Cette rentrée littéraire apporte un lot très agréable de romans qui font sourire. Bien entendu, il ne s’agit jamais de franche rigolade. Mais, tout de même, derrière des propos on ne peut plus graves, l’humour pointe, comme si la dérision et le burlesque étaient les tons que notre société actuelle imposait. Face à l’adversité, rions. Rions jaune mais rions.

Dans Babylone, la narratrice opte à ses dépens pour l’humour. Il faut dire que l’on ne se retrouve pas toutes les nuits en pantoufles dans le hall de son immeuble avec pour compagnon un voisin qui vient de tuer sa femme et l’a fait rentrer dans une valise qu’on lui a prêtée, la sienne étant trop petite pour la défunte. De cette cocasserie, que faire ? Où la conduire ? Yasmina Reza en fait un puits émotionnel.

Car ce voisin et cette voisine avaient partagé tant de ces petits moments que l’on dit anodins, un bonjour, un bonsoir et, non, ce n’est pas rien. Ils avaient tant de fois monté côte à côte les étages de leur immeuble. Ils en étaient devenus amis. Le voisin avait emmené la voisine sur les territoires de son enfance. La voisine avait connu la tante malade du voisin. Des liens s’étaient tissés, à la marge du quotidien, dans un espace qu’ils s’inventaient. Ni amitié, ni relation amoureuse. Une histoire indéfinie qui ne nécessitait pas d’être définie. Elle se vivait, c’est tout.

Le couple du voisin vivait lui aussi. La future défunte et lui étaient retraités dans un joli appartement fleuri où tout allait bien. Un chat, un petit-fils, sujets parfois de chamailleries mais sans plus. Le bio, pour la future défunte, était certes essentiel. De là à en mourir, il y avait un pas que ni elle ni personne n’aurait cru pouvoir franchir. Tel fut pourtant le cas. Le mari a tué l’épouse pour... Laissons la question ouverte car sait-on quel était le vrai sujet de discorde ? Chaque lecteur se fera son point de vue.

De toute manière, ce qui compte est ailleurs. Quand l’acte de tuer entre dans une existence ordinaire, comment transforme-t-il cet ordinaire ? Toute la force du roman de Yasmina Reza est là. Non seulement la narratrice et le voisin forment un couple insolite et émouvant mais on observe en plus le mouvement de ces transformations. Transformations infimes. Ou impudiques. Ou grotesques. Ou si banales qu’elles en deviennent monstrueuses.

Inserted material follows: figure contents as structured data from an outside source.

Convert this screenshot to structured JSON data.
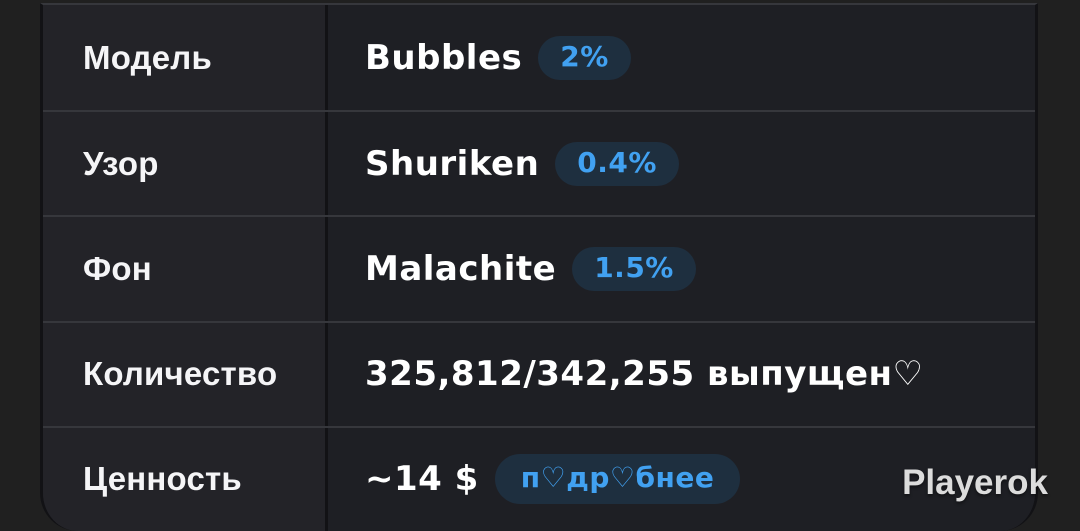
{
  "page": {
    "watermark": "Playerok"
  },
  "table": {
    "rows": [
      {
        "label": "Модель",
        "value": "Bubbles",
        "badge": "2%"
      },
      {
        "label": "Узор",
        "value": "Shuriken",
        "badge": "0.4%"
      },
      {
        "label": "Фон",
        "value": "Malachite",
        "badge": "1.5%"
      },
      {
        "label": "Количество",
        "value": "325,812/342,255 выпущен♡",
        "badge": null
      },
      {
        "label": "Ценность",
        "value": "~14 $",
        "badge": "п♡др♡бнее"
      }
    ]
  },
  "colors": {
    "page_bg": "#202020",
    "label_cell_bg": "#232328",
    "value_cell_bg": "#1e1f24",
    "row_border": "#36373c",
    "divider": "#121215",
    "badge_bg": "#1e2f3f",
    "badge_text": "#41a1f1",
    "value_text": "#ffffff",
    "watermark_text": "#dcdcdc"
  }
}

Nous sommes tous capables du pire. Basculer dans le meurtre n’est qu’un état parmi d’autres de la condition humaine. On le savait depuis L’étranger. On y repense avec Babylone. On y pense en partant du principe que le meurtre est un fait acquis. Ce qui l’est moins, c’est la façon d’y réagir. Et vous, semble nous demander ce roman, si un ami venait à tuer, que feriez-vous pour l’aider ?

La réponse en dit long sur le rapport à l’humanité. L’humanité d’aujourd’hui. Où l’on tue pour… Pourquoi au juste ? À folie, folie et demie.

Isabelle Rossignol 
(03/10/16)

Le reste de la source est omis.